Mount Morgan was a true gold mine for paleontologists. In its vicinity, more than a hundred extant footprints of dinosaurs were found, including an unusual chain of five tracks on the ceiling of one of the local caves. They clearly belong to the representative of the theropod suborder – bipedal large reptiles, to which belonged also the tyrannosaurus.
The peculiarity of these tracks is that the creature that left them seemed to move on four legs – the prints are so close to each other.
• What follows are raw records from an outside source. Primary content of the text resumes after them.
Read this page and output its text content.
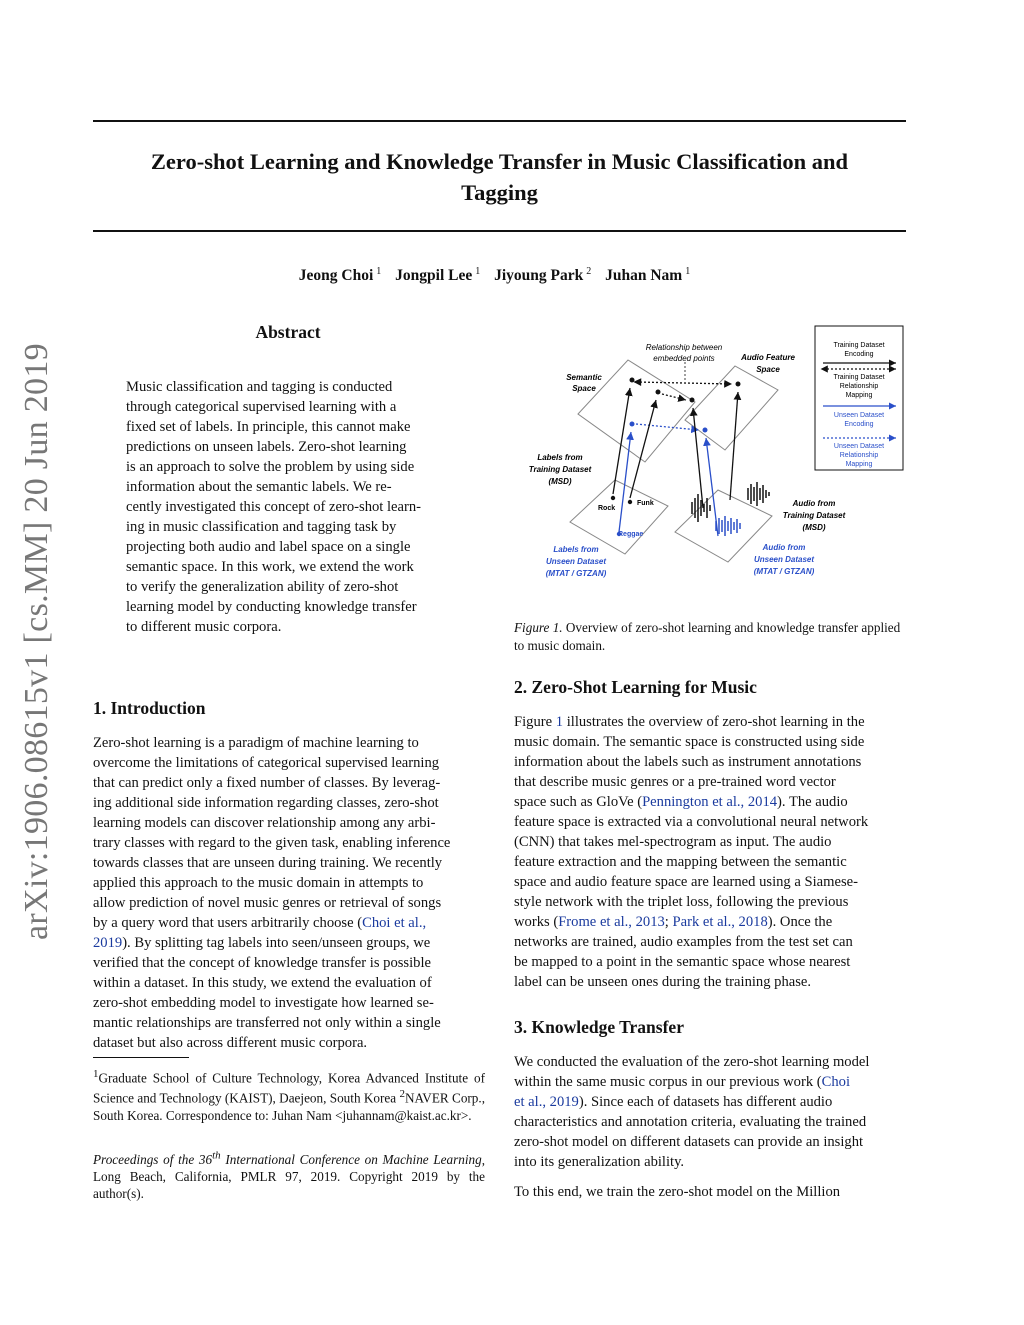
arXiv:1906.08615v1 [cs.MM] 20 Jun 2019
Zero-shot Learning and Knowledge Transfer in Music Classification and
Tagging
Jeong Choi $^1$ Jongpil Lee $^1$ Jiyoung Park $^2$ Juhan Nam $^1$
Abstract
Music classification and tagging is conducted
through categorical supervised learning with a
fixed set of labels. In principle, this cannot make
predictions on unseen labels. Zero-shot learning
is an approach to solve the problem by using side
information about the semantic labels. We re-
cently investigated this concept of zero-shot learn-
ing in music classification and tagging task by
projecting both audio and label space on a single
semantic space. In this work, we extend the work
to verify the generalization ability of zero-shot
learning model by conducting knowledge transfer
to different music corpora.
1. Introduction
Zero-shot learning is a paradigm of machine learning to
overcome the limitations of categorical supervised learning
that can predict only a fixed number of classes. By leverag-
ing additional side information regarding classes, zero-shot
learning models can discover relationship among any arbi-
trary classes with regard to the given task, enabling inference
towards classes that are unseen during training. We recently
applied this approach to the music domain in attempts to
allow prediction of novel music genres or retrieval of songs
by a query word that users arbitrarily choose (Choi et al.,
2019). By splitting tag labels into seen/unseen groups, we
verified that the concept of knowledge transfer is possible
within a dataset. In this study, we extend the evaluation of
zero-shot embedding model to investigate how learned se-
mantic relationships are transferred not only within a single
dataset but also across different music corpora.
$^1$Graduate School of Culture Technology, Korea Advanced Institute of Science and Technology (KAIST), Daejeon, South Korea $^2$NAVER Corp., South Korea. Correspondence to: Juhan Nam <juhannam@kaist.ac.kr>.
Proceedings of the 36th International Conference on Machine Learning, Long Beach, California, PMLR 97, 2019. Copyright 2019 by the author(s).
Rock
Funk
Reggae
Relationship between
embedded points
Semantic
Space
Audio Feature
Space
Labels from
Training Dataset
(MSD)
Labels from
Unseen Dataset
(MTAT / GTZAN)
Audio from
Training Dataset
(MSD)
Audio from
Unseen Dataset
(MTAT / GTZAN)
Training Dataset
Encoding
Training Dataset
Relationship
Mapping
Unseen Dataset
Encoding
Unseen Dataset
Relationship
Mapping
Figure 1. Overview of zero-shot learning and knowledge transfer applied to music domain.
2. Zero-Shot Learning for Music
Figure 1 illustrates the overview of zero-shot learning in the
music domain. The semantic space is constructed using side
information about the labels such as instrument annotations
that describe music genres or a pre-trained word vector
space such as GloVe (Pennington et al., 2014). The audio
feature space is extracted via a convolutional neural network
(CNN) that takes mel-spectrogram as input. The audio
feature extraction and the mapping between the semantic
space and audio feature space are learned using a Siamese-
style network with the triplet loss, following the previous
works (Frome et al., 2013; Park et al., 2018). Once the
networks are trained, audio examples from the test set can
be mapped to a point in the semantic space whose nearest
label can be unseen ones during the training phase.
3. Knowledge Transfer
We conducted the evaluation of the zero-shot learning model
within the same music corpus in our previous work (Choi
et al., 2019). Since each of datasets has different audio
characteristics and annotation criteria, evaluating the trained
zero-shot model on different datasets can provide an insight
into its generalization ability.
To this end, we train the zero-shot model on the Million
But for theropods, this is not characteristic in any way.
A hoax or previously unknown detail of the life of giant reptiles? Due to the fact that the cave in which the tracks are located has been closed for a long time, and the remaining photo evidence of the 1950s is of poor quality, this has remained a mystery for a long time.
Paleontologist Anthony Romilio of the University of Queensland also had little hope of solving this riddle. However, he was lucky: materials for clues were not at all in the cave. Romilio met Roslyn Dick, a local dentist. Her father, Ross Staines, worked as a geologist in the 1950s and found many dinosaur tracks.
Staines took his findings extremely seriously: he left behind notebooks with detailed reports and a whole series of pictures. Moreover, a plaster cast of a dinosaur’s footprint was even stored in his daughter’s house! Romilio digitized all the images and made a copy of the impressions using a 3D printer: this allowed the scientist to solve the mystery of the unusual traces. An article about this work is published in Historical Biology .
Having studied the materials of Staines, Romilio and his colleagues came to the conclusion that all five prints were left by the hind legs of the dinosaur. In addition, the spread fingers and the ratio of their lengths led paleontologists to the idea that the chain of prints was left not by theropods, but by some herbivorous reptiles.
“Instead of one four-legged dinosaur, we have two dinosaurs here for the price of one,” Romilio jokes. “Both herbivores followed each other along the shores of an ancient lake.”
The fact that in our time traces were on the ceiling of the cave is not surprising. Ancient reptiles left traces on silty sediments, which were later covered with sand from above. Then the alluvial rock from below was destroyed and washed with water, and the harder sandstone retained these traces – and so they were on the ceiling.